Under aggressive cross examination, prosecutor Capt. Richard DiMeglio hammered home on several points:

¶ Robinson claims to have killed McKinney in self-defense, but was able to muscle her around before killing her.

¶ Robinson received no serious wounds in the fight with McKinney, while he struck at least two severe blows to her head that brought blood, then choked her to death.

¶ Robinson never tried to leave the apartment as, he claimed, McKinney became more aggitated.

“Why didn’t you walk out the door?” DiMeglio asked. “If you wanted to get away, that would be the smart thing to do, wouldn’t it?” Robinson responded that he couldn’t find his keys.

Killing McKinney, DiMeglio said, would have solved what Robinson conceded was “a big problem”: a 19-year marriage, and a seven-year relationship with McKinney, who wanted to marry him. But Robinson maintained that he loved both women.

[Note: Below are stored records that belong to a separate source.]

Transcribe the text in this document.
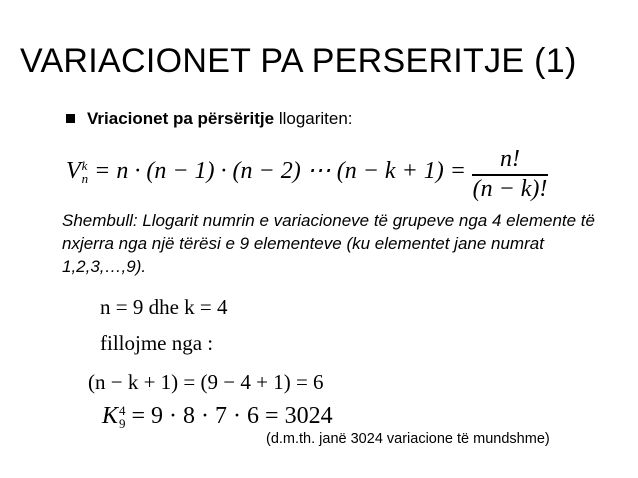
VARIACIONET PA PERSERITJE (1)
Vriacionet pa përsëritje llogariten:
V k
n = n · (n − 1) · (n − 2) ⋯ (n − k + 1) =	n!
(n − k)!
Shembull: Llogarit numrin e variacioneve të grupeve nga 4 elemente të nxjerra nga një tërësi e 9 elementeve (ku elementet jane numrat 1,2,3,…,9).
n = 9 dhe k = 4
fillojme nga :
(n − k + 1) = (9 − 4 + 1) = 6
K 4
9 = 9 · 8 · 7 · 6 = 3024
(d.m.th. janë 3024 variacione të mundshme)
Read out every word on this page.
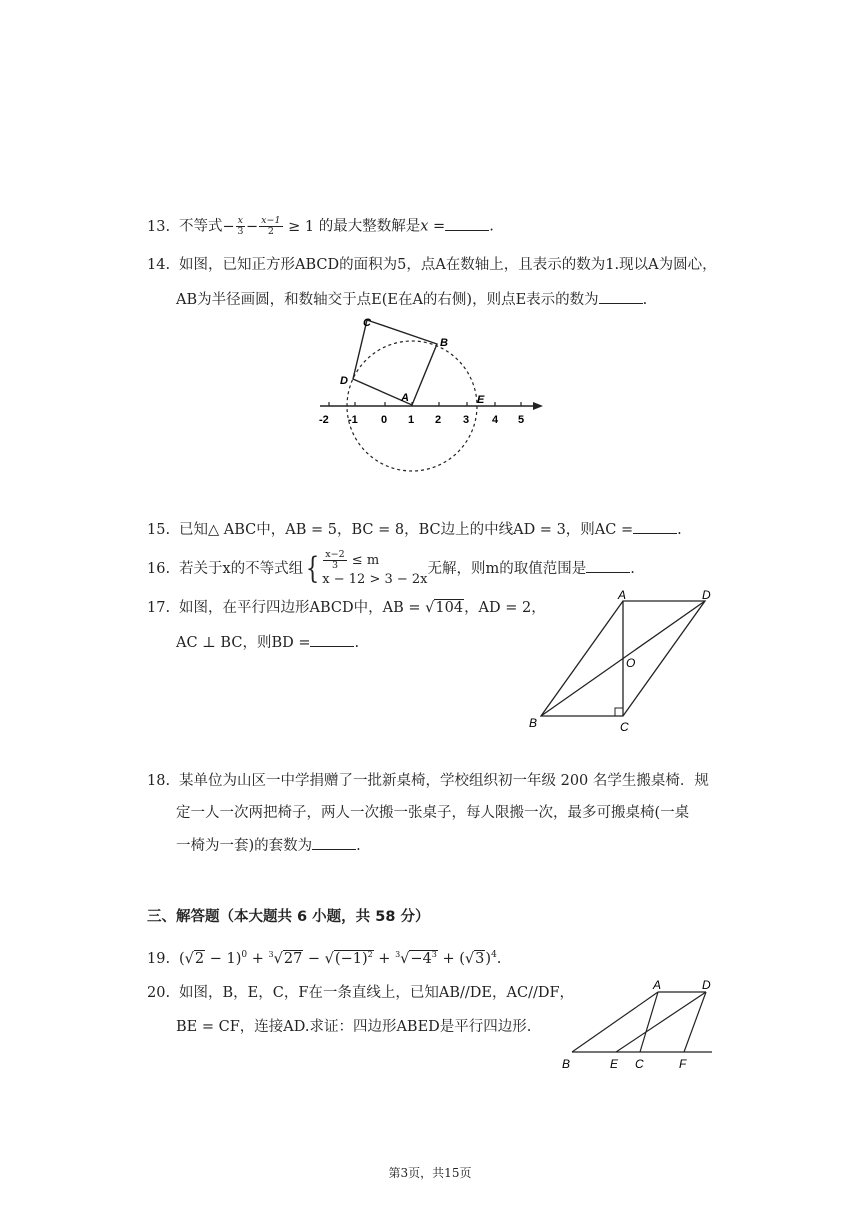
13. 不等式− $\frac{x}{3} - \frac{x-1}{2} \ge 1$ 的最大整数解是x =	.
14. 如图，已知正方形ABCD的面积为5，点A在数轴上，且表示的数为1.现以A为圆心，
AB为半径画圆，和数轴交于点E(E在A的右侧)，则点E表示的数为	.
C
B
D
A	E
-2 -1 0 1 2 3 4 5
15. 已知△ ABC中，AB = 5，BC = 8，BC边上的中线AD = 3，则AC =	.
16. 若关于x的不等式组{ $\frac{x-2}{3} \le m$
x − 12 > 3 − 2x
无解，则m的取值范围是	.
17. 如图，在平行四边形ABCD中，AB = √104，AD = 2，
AC ⊥ BC，则BD =	.
A	D
O
B	C
18. 某单位为山区一中学捐赠了一批新桌椅，学校组织初一年级 200 名学生搬桌椅．规
定一人一次两把椅子，两人一次搬一张桌子，每人限搬一次，最多可搬桌椅(一桌
一椅为一套)的套数为	.
三、解答题（本大题共 6 小题，共 58 分）
19. $(√2 - 1)^0 + ^3√27 - √(-1)^2 + ^3√-4^3 + (√3)^4$.
20. 如图，B，E，C，F在一条直线上，已知AB//DE，AC//DF，
BE = CF，连接AD.求证：四边形ABED是平行四边形.
A	D
B	E C	F
第3页，共15页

Robinson, who never spoke above a low monotone while on the stand, said he had been drinking during the day on Oct. 5 before he and McKinney had a night on the town. McKinney became angry during the evening, which included drinks at the Benjamin Franklin Village bowling center in Mannheim where McKinney worked, and she accused him of talking to other women.

When they returned to the Neuhermsheim apartment they shared, Robinson testified, McKinney first sulked, then began striking him.

He said as he tried to find his keys to leave, McKinney got a knife from the kitchen and attacked him.

After he realized McKinney was dead, he decided to kill himself, Robinson said. He picked her body off the bedroom floor and placed it on their bed. Then he cut his wrists, knelt beside the bed “and said what I thought was my last prayer, kissed Pearl goodbye and lay down beside her” to die.

During Wednesday’s court-martial, Hawks brought in witnesses describing Robinson as a diligent worker with no violent history, in contrast to McKinney, a volatile woman who attacked Robinson with a knife in 1996.

In the 16 months they worked together, “I can’t say I ever saw him angry,” said Sgt. 1st Class Charles Shank, of the 69th Transportation Company. In situations where Shank said he would have “cursed [a soldier] out,” Robinson simply “would make the soldier do his job. That was it.”

John Davis, who owns a Mannheim barbecue restaurant said Robinson “was always quiet.” McKinney “was the one who was in control of everything. She was the bossy one.”

The trial is scheduled to resume Thursday.